Wednesday, February 14, 2007

Premonitions

______________________
__
.DraDrawing, Febuary 14, 2007
.
.
In September 2001, I dream

An airplane with a red, four cylinder engine is leaking oil and smoking.
The plane takes off and crashes.

I woke up and the first thought in my head was, “I am having heart problems.” I immediately set up an appointment with my doctor. We talked about what to do. I had no symptoms. I had no difficulty exercising. My cholesterol level was good. Probably the best diagnostic alternative was to run a thallium treadmill test, but how do you justify doing this test on the basis of a dream? I didn’t particularly want to have what I feared was a radioactive substance in my blood and to have a large medical bill.

Four months later, I was walking up a hill 100 yards from my house and started getting dizzy and sweating. I had to sit down three times before I could make it home. I was told to go to the emergency room. Six hours later I came home, after promising that I would fly to Anchorage, three hundred miles south, and get evaluated the next day.

By the time I reached the cardiologist’s office at the Alaska Heart Institute, I was dizzy and sweating again. The cardiologist spent fifteen minutes with me and gave me, according to the bill, “a thorough heart evaluation.” This cardiologist was going on vacation, and since I had an infected tooth, he did not want to do a angiogram, where a catheter is put up through your groin, dye is inserted, and pictures of your blood flow and any blockages to the coronary arteries are seen. He sent me home, and told me to come back in two weeks.

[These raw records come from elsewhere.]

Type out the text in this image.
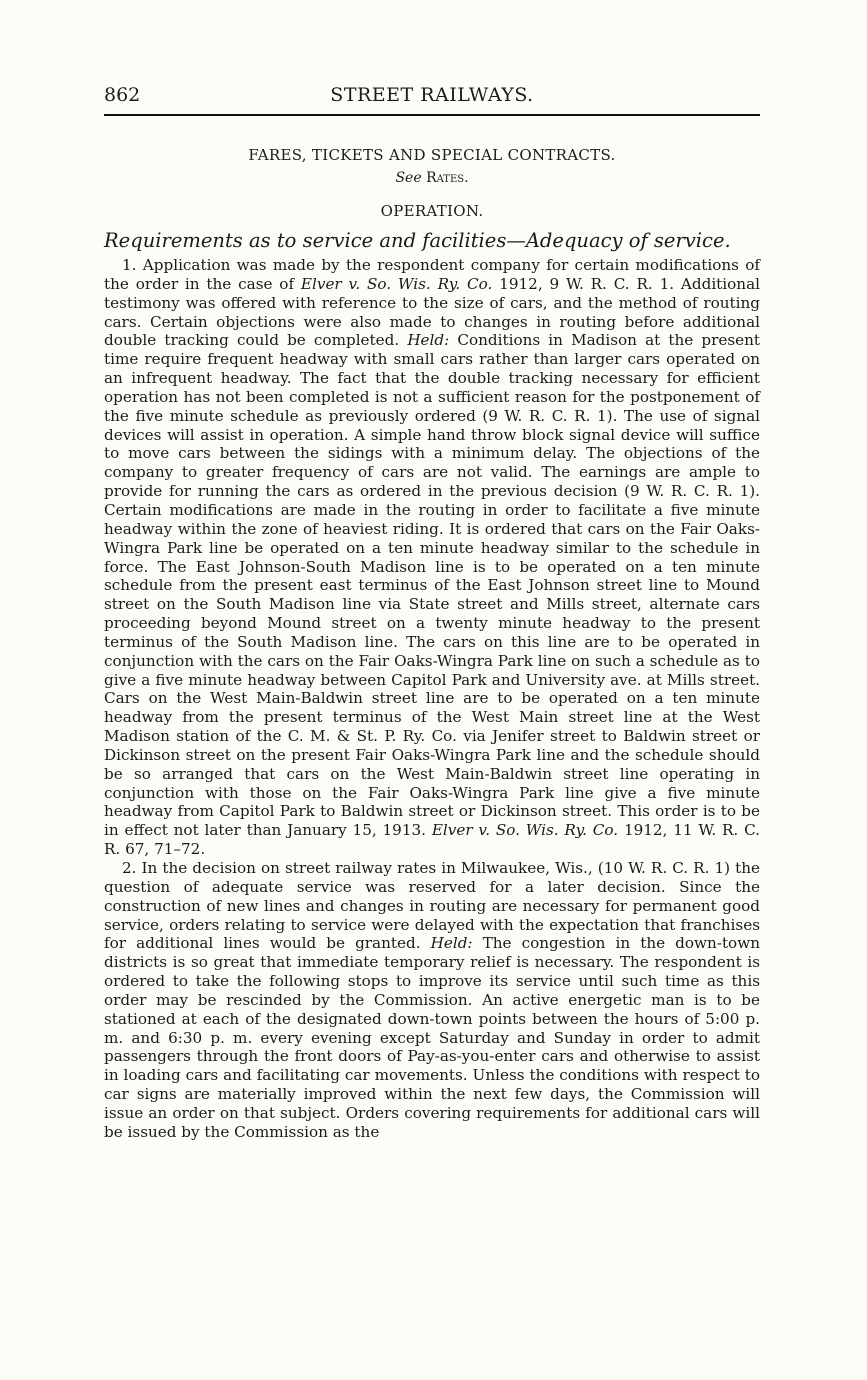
862	STREET RAILWAYS.
FARES, TICKETS AND SPECIAL CONTRACTS.
See Rates.
OPERATION.
Requirements as to service and facilities—Adequacy of service.

1. Application was made by the respondent company for certain modifications of the order in the case of Elver v. So. Wis. Ry. Co. 1912, 9 W. R. C. R. 1. Additional testimony was offered with reference to the size of cars, and the method of routing cars. Certain objections were also made to changes in routing before additional double tracking could be completed. Held: Conditions in Madison at the present time require frequent headway with small cars rather than larger cars operated on an infrequent headway. The fact that the double tracking necessary for efficient operation has not been completed is not a sufficient reason for the postponement of the five minute schedule as previously ordered (9 W. R. C. R. 1). The use of signal devices will assist in operation. A simple hand throw block signal device will suffice to move cars between the sidings with a minimum delay. The objections of the company to greater frequency of cars are not valid. The earnings are ample to provide for running the cars as ordered in the previous decision (9 W. R. C. R. 1). Certain modifications are made in the routing in order to facilitate a five minute headway within the zone of heaviest riding. It is ordered that cars on the Fair Oaks-Wingra Park line be operated on a ten minute headway similar to the schedule in force. The East Johnson-South Madison line is to be operated on a ten minute schedule from the present east terminus of the East Johnson street line to Mound street on the South Madison line via State street and Mills street, alternate cars proceeding beyond Mound street on a twenty minute headway to the present terminus of the South Madison line. The cars on this line are to be operated in conjunction with the cars on the Fair Oaks-Wingra Park line on such a schedule as to give a five minute headway between Capitol Park and University ave. at Mills street. Cars on the West Main-Baldwin street line are to be operated on a ten minute headway from the present terminus of the West Main street line at the West Madison station of the C. M. & St. P. Ry. Co. via Jenifer street to Baldwin street or Dickinson street on the present Fair Oaks-Wingra Park line and the schedule should be so arranged that cars on the West Main-Baldwin street line operating in conjunction with those on the Fair Oaks-Wingra Park line give a five minute headway from Capitol Park to Baldwin street or Dickinson street. This order is to be in effect not later than January 15, 1913. Elver v. So. Wis. Ry. Co. 1912, 11 W. R. C. R. 67, 71–72.

2. In the decision on street railway rates in Milwaukee, Wis., (10 W. R. C. R. 1) the question of adequate service was reserved for a later decision. Since the construction of new lines and changes in routing are necessary for permanent good service, orders relating to service were delayed with the expectation that franchises for additional lines would be granted. Held: The congestion in the down-town districts is so great that immediate temporary relief is necessary. The respondent is ordered to take the following stops to improve its service until such time as this order may be rescinded by the Commission. An active energetic man is to be stationed at each of the designated down-town points between the hours of 5:00 p. m. and 6:30 p. m. every evening except Saturday and Sunday in order to admit passengers through the front doors of Pay-as-you-enter cars and otherwise to assist in loading cars and facilitating car movements. Unless the conditions with respect to car signs are materially improved within the next few days, the Commission will issue an order on that subject. Orders covering requirements for additional cars will be issued by the Commission as the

After getting home that day, I quickly went to the Internet to research my situation. Everything I read said that I had “unstable” angina. I called Dr. C. in San Francisco, a friend I had gone to school with. He said to fly down to San Francisco and they would take care of me at the California Pacific Medical Center.


The next day I was on a flight to California with my family. For the first time at the airports, I took one of those motorized airport carts. Walking was difficult; the world seemed very gray to me. I kept thinking of the Emily Dickinson poem, “The fog is rolling in. I must go inside.”


The cardiologist I was scheduled to see called me at the hotel. When he learned I had taken three nitroglycerin tablets (which oxygenate the blood and prevent heart attacks) and still was feeling strange and nauseous, he sent me to the emergency room. The angiogram showed a long ninety percent blockage of the left descending coronary artery, and a stent was put in. I had just missed a massive heart attack.